Un golpe en la puerta los sobresaltó. Era Dolores, que asomó su adormilado rostro.

—¿Qué pasa que están acá? —preguntó la chica—. ¿Dónde está Mateo? Nos tiene que pagar lo de anoche.

—Mateo no se siente bien —respondió Johny con la voz tan firme como pudo—. Ya se les va a pagar. Quédense arriba por ahora.

Dolores notó los ojos enrojecidos y la seriedad del gesto. Le resultó rarísimo que Johny hablara con Roman a solas.

—¿Se pelearon? —preguntó con inocencia, aludiendo a la relación que mantenían Johny y Portillo.

—¡Obvio, cómo no nos vamos a pelear! —exclamó él, secándose las lágrimas— ¡Si estuvo revolcándose con el chico ése que trajo Marcucci!

—¡Siempre hace lo mismo cuando cae uno nuevo! —replicó la muchacha en medio de un bostezo.

—¿Dónde está el nuevo? —Román se puso de pie de un salto.

—¿Marito?

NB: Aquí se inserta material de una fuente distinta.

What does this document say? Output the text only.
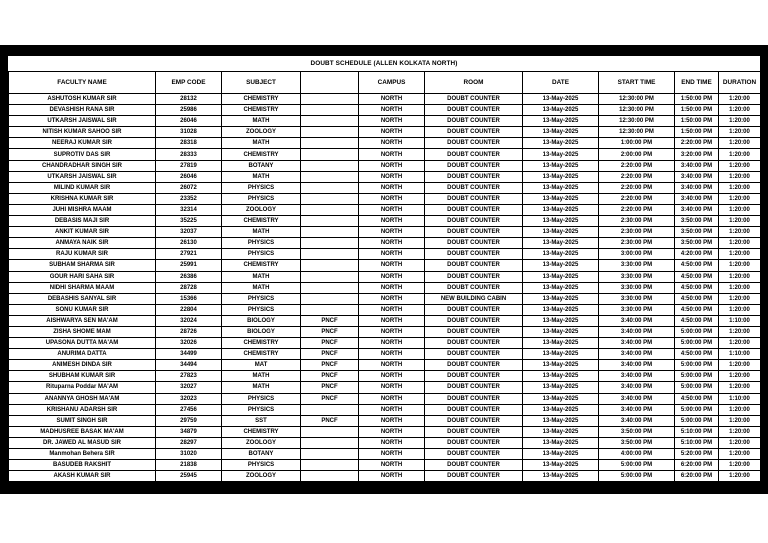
DOUBT SCHEDULE (ALLEN KOLKATA NORTH)
FACULTY NAME	EMP CODE	SUBJECT		CAMPUS	ROOM	DATE	START TIME	END TIME	DURATION
ASHUTOSH KUMAR SIR	28132	CHEMISTRY		NORTH	DOUBT COUNTER	13-May-2025	12:30:00 PM	1:50:00 PM	1:20:00
DEVASHISH RANA SIR	25986	CHEMISTRY		NORTH	DOUBT COUNTER	13-May-2025	12:30:00 PM	1:50:00 PM	1:20:00
UTKARSH JAISWAL SIR	26046	MATH		NORTH	DOUBT COUNTER	13-May-2025	12:30:00 PM	1:50:00 PM	1:20:00
NITISH KUMAR SAHOO SIR	31028	ZOOLOGY		NORTH	DOUBT COUNTER	13-May-2025	12:30:00 PM	1:50:00 PM	1:20:00
NEERAJ KUMAR SIR	28318	MATH		NORTH	DOUBT COUNTER	13-May-2025	1:00:00 PM	2:20:00 PM	1:20:00
SUPROTIV DAS SIR	28333	CHEMISTRY		NORTH	DOUBT COUNTER	13-May-2025	2:00:00 PM	3:20:00 PM	1:20:00
CHANDRADHAR SINGH SIR	27819	BOTANY		NORTH	DOUBT COUNTER	13-May-2025	2:20:00 PM	3:40:00 PM	1:20:00
UTKARSH JAISWAL SIR	26046	MATH		NORTH	DOUBT COUNTER	13-May-2025	2:20:00 PM	3:40:00 PM	1:20:00
MILIND KUMAR SIR	26072	PHYSICS		NORTH	DOUBT COUNTER	13-May-2025	2:20:00 PM	3:40:00 PM	1:20:00
KRISHNA KUMAR SIR	23352	PHYSICS		NORTH	DOUBT COUNTER	13-May-2025	2:20:00 PM	3:40:00 PM	1:20:00
JUHI MISHRA MAAM	32314	ZOOLOGY		NORTH	DOUBT COUNTER	13-May-2025	2:20:00 PM	3:40:00 PM	1:20:00
DEBASIS MAJI SIR	35225	CHEMISTRY		NORTH	DOUBT COUNTER	13-May-2025	2:30:00 PM	3:50:00 PM	1:20:00
ANKIT KUMAR SIR	32037	MATH		NORTH	DOUBT COUNTER	13-May-2025	2:30:00 PM	3:50:00 PM	1:20:00
ANMAYA NAIK SIR	26130	PHYSICS		NORTH	DOUBT COUNTER	13-May-2025	2:30:00 PM	3:50:00 PM	1:20:00
RAJU KUMAR SIR	27921	PHYSICS		NORTH	DOUBT COUNTER	13-May-2025	3:00:00 PM	4:20:00 PM	1:20:00
SUBHAM SHARMA SIR	25991	CHEMISTRY		NORTH	DOUBT COUNTER	13-May-2025	3:30:00 PM	4:50:00 PM	1:20:00
GOUR HARI SAHA SIR	26386	MATH		NORTH	DOUBT COUNTER	13-May-2025	3:30:00 PM	4:50:00 PM	1:20:00
NIDHI SHARMA MAAM	28728	MATH		NORTH	DOUBT COUNTER	13-May-2025	3:30:00 PM	4:50:00 PM	1:20:00
DEBASHIS SANYAL SIR	15366	PHYSICS		NORTH	NEW BUILDING CABIN	13-May-2025	3:30:00 PM	4:50:00 PM	1:20:00
SONU KUMAR SIR	22804	PHYSICS		NORTH	DOUBT COUNTER	13-May-2025	3:30:00 PM	4:50:00 PM	1:20:00
AISHWARYA SEN MA'AM	32024	BIOLOGY	PNCF	NORTH	DOUBT COUNTER	13-May-2025	3:40:00 PM	4:50:00 PM	1:10:00
ZISHA SHOME MAM	28726	BIOLOGY	PNCF	NORTH	DOUBT COUNTER	13-May-2025	3:40:00 PM	5:00:00 PM	1:20:00
UPASONA DUTTA MA'AM	32026	CHEMISTRY	PNCF	NORTH	DOUBT COUNTER	13-May-2025	3:40:00 PM	5:00:00 PM	1:20:00
ANURIMA DATTA	34499	CHEMISTRY	PNCF	NORTH	DOUBT COUNTER	13-May-2025	3:40:00 PM	4:50:00 PM	1:10:00
ANIMESH DINDA SIR	34494	MAT	PNCF	NORTH	DOUBT COUNTER	13-May-2025	3:40:00 PM	5:00:00 PM	1:20:00
SHUBHAM KUMAR SIR	27823	MATH	PNCF	NORTH	DOUBT COUNTER	13-May-2025	3:40:00 PM	5:00:00 PM	1:20:00
Rituparna Poddar MA'AM	32027	MATH	PNCF	NORTH	DOUBT COUNTER	13-May-2025	3:40:00 PM	5:00:00 PM	1:20:00
ANANNYA GHOSH MA'AM	32023	PHYSICS	PNCF	NORTH	DOUBT COUNTER	13-May-2025	3:40:00 PM	4:50:00 PM	1:10:00
KRISHANU ADARSH SIR	27456	PHYSICS		NORTH	DOUBT COUNTER	13-May-2025	3:40:00 PM	5:00:00 PM	1:20:00
SUMIT SINGH SIR	29759	SST	PNCF	NORTH	DOUBT COUNTER	13-May-2025	3:40:00 PM	5:00:00 PM	1:20:00
MADHUSREE BASAK MA'AM	34879	CHEMISTRY		NORTH	DOUBT COUNTER	13-May-2025	3:50:00 PM	5:10:00 PM	1:20:00
DR. JAWED AL MASUD SIR	28297	ZOOLOGY		NORTH	DOUBT COUNTER	13-May-2025	3:50:00 PM	5:10:00 PM	1:20:00
Manmohan Behera SIR	31020	BOTANY		NORTH	DOUBT COUNTER	13-May-2025	4:00:00 PM	5:20:00 PM	1:20:00
BASUDEB RAKSHIT	21838	PHYSICS		NORTH	DOUBT COUNTER	13-May-2025	5:00:00 PM	6:20:00 PM	1:20:00
AKASH KUMAR SIR	25945	ZOOLOGY		NORTH	DOUBT COUNTER	13-May-2025	5:00:00 PM	6:20:00 PM	1:20:00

En el patio, ayudando a Juana con las plantas —comentó Dolores.

—¿Con las plantas? —preguntó Johny extrañado.

—Sí, parece que la primavera es buena para trasplantar.

Johny hizo un puchero, a punto de largarse a llorar. ¡A la puta tierra iban a mandar a su gordo! ¡Y él ahí, disimulando su dolor, sin poder gritarle al mundo que se había quedado viudo! ¡Y el estúpido de Marito haciéndose el inocente con la doméstica! ¡Regando plantitas! De pronto llevó los ojos hacia Román, asustado. Sacó a Dolores del cuarto como quien espanta a un bicho molesto y se acercó a él.

—¡Tipo tres de la mañana Mateo estaba con el nuevo! —susurró alarmado—. ¿Y si lo mató él? ¿¡Como la viuda negra, que después de aparearse mata al macho!?